The government’s digital strategy has correctly identified the need for more training to mitigate the rise of cyber threats. However, this approach will only go so far. According to Ross Tuffee, CEO of DOGFI.SH Mobile, in order to drive real change, it is critical that organisations understand why employees persist with bad security habits, leaving firms exposed to hackers and breaches and how this might be addressed.
Last week the government launched its digital strategy, designed to keep the UK at the forefront of the digital revolution in the wake of its impending exit from the EU. The plan highlighted key strands including skills, connectivity and cyber security, which are integral to embracing digital transformation and making the UK the safest place in the world to live and work online.
While many have welcomed the strategy, there have been concerns raised amongst industry practitioners questioning the lack of concrete detail associated with certain strands, particularly cyber security.
While efforts are being made to address external threats, one persistent thorn in the side of organisations centres around internal threats.
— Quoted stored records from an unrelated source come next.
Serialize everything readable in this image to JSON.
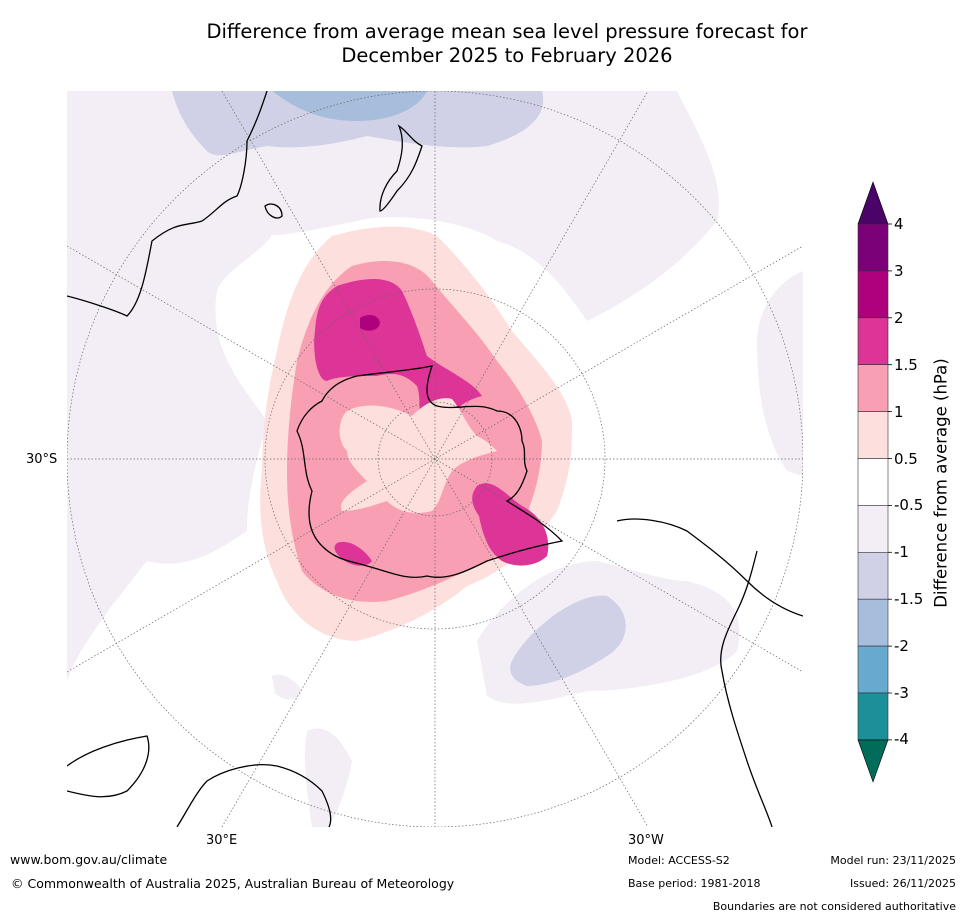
{
  "title_line1": "Difference from average mean sea level pressure forecast for",
  "title_line2": "December 2025 to February 2026",
  "map": {
    "projection": "south-polar-stereographic",
    "lat_labels": [
      "30°S"
    ],
    "lon_labels": [
      "30°E",
      "30°W"
    ],
    "regions": [
      {
        "name": "antarctic-positive-anomaly",
        "level": "0.5 to 1",
        "color": "#fde0de"
      },
      {
        "name": "antarctic-positive-anomaly-inner",
        "level": "1 to 1.5",
        "color": "#f9a0b5"
      },
      {
        "name": "ross-sea-high",
        "level": "1.5 to 2",
        "color": "#dd3497"
      },
      {
        "name": "ross-sea-core",
        "level": "2 to 3",
        "color": "#ae017e"
      },
      {
        "name": "weddell-sea-high",
        "level": "1.5 to 2",
        "color": "#dd3497"
      },
      {
        "name": "tasman-low",
        "level": "-1 to -1.5",
        "color": "#d0d1e6"
      },
      {
        "name": "tasman-low-core",
        "level": "-1.5 to -2",
        "color": "#a6bddb"
      },
      {
        "name": "south-atlantic-low",
        "level": "-1 to -1.5",
        "color": "#d0d1e6"
      },
      {
        "name": "mid-latitude-weak-negative",
        "level": "-0.5 to -1",
        "color": "#f3edf6"
      }
    ]
  },
  "colorbar": {
    "label": "Difference from average (hPa)",
    "ticks": [
      "4",
      "3",
      "2",
      "1.5",
      "1",
      "0.5",
      "-0.5",
      "-1",
      "-1.5",
      "-2",
      "-3",
      "-4"
    ],
    "colors": {
      "above_4": "#4a0468",
      "3_to_4": "#7a0177",
      "2_to_3": "#ae017e",
      "1.5_to_2": "#dd3497",
      "1_to_1.5": "#f99fb4",
      "0.5_to_1": "#fde0dd",
      "-0.5_to_0.5": "#ffffff",
      "-1_to_-0.5": "#f3eef6",
      "-1.5_to_-1": "#d0d1e6",
      "-2_to_-1.5": "#a6bddb",
      "-3_to_-2": "#67a9cf",
      "-4_to_-3": "#1c9099",
      "below_-4": "#016c59"
    }
  },
  "footer": {
    "url": "www.bom.gov.au/climate",
    "copyright": "© Commonwealth of Australia 2025, Australian Bureau of Meteorology",
    "model": "Model: ACCESS-S2",
    "base_period": "Base period: 1981-2018",
    "model_run": "Model run: 23/11/2025",
    "issued": "Issued: 26/11/2025",
    "disclaimer": "Boundaries are not considered authoritative"
  }
}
Tuffee discusses this in more detail:
“There is a large amount of research available to demonstrate that the biggest risk for an organisation doesn’t necessarily come from external threats, but originates instead from your own employees. In practice this might include staff using the same password across multiple devices, sharing log-ins, working while remaining connected to public Wi-Fi and accessing social media via work computers.
“These well-known traps that employees fall into regularly leave firms exposed to threats. As part of its digital strategy the government has looked to reduce this by placing a bigger emphasis on improving skills and training when it comes to cyber security. While this is undoubtedly a positive step, education will only take you so far. For a lot of people, security failings stem from bad habits, and ultimately it is important to understand the triggers which drive these in order to bring about change.
“Habit-forming technology has been widely used in the B2C space to increase user engagement. Look at the successes of apps such as Facebook, Twitter and Snapchat – these are apps which are used out of impulse. Its principles are built on identifying the ‘Triggers’, ‘Action’ ‘Rewards’ and ‘Investment’, which keep users and consumers engaging in products, apps and services.
“Increasingly, we are seeing a need in the corporate world to instil these principles and apply them in a business-to-business context. An example of this would be better security practices amongst employees – as we’ve seen, one of the traps staff fall into is poor password management.
“Understanding, habit-forming principles and the psychology behind it is why people leave passwords unchanged or use the same credentials across multiple platforms. From this you are then able to identify the nudges and reward systems needed to drive behavioural change. In practice this might involve creating a community network amongst staff which is focused on providing access to sharing and implementing best practice information to enhance resilience, and help build a stronger and safer working environment.
“In reality the growing threat landscape means that organisations can no longer afford to assume that their staff fully understand each manifestation of the risks. Putting them on training courses will only go so far in addressing this, so it is imperative that organisations leave no stone unturned in their efforts to reduce threats. By leveraging the habit-forming principles of how we use technology, organisations can understand the triggers which drive actions and then devise the necessary solutions needed to bring about change.”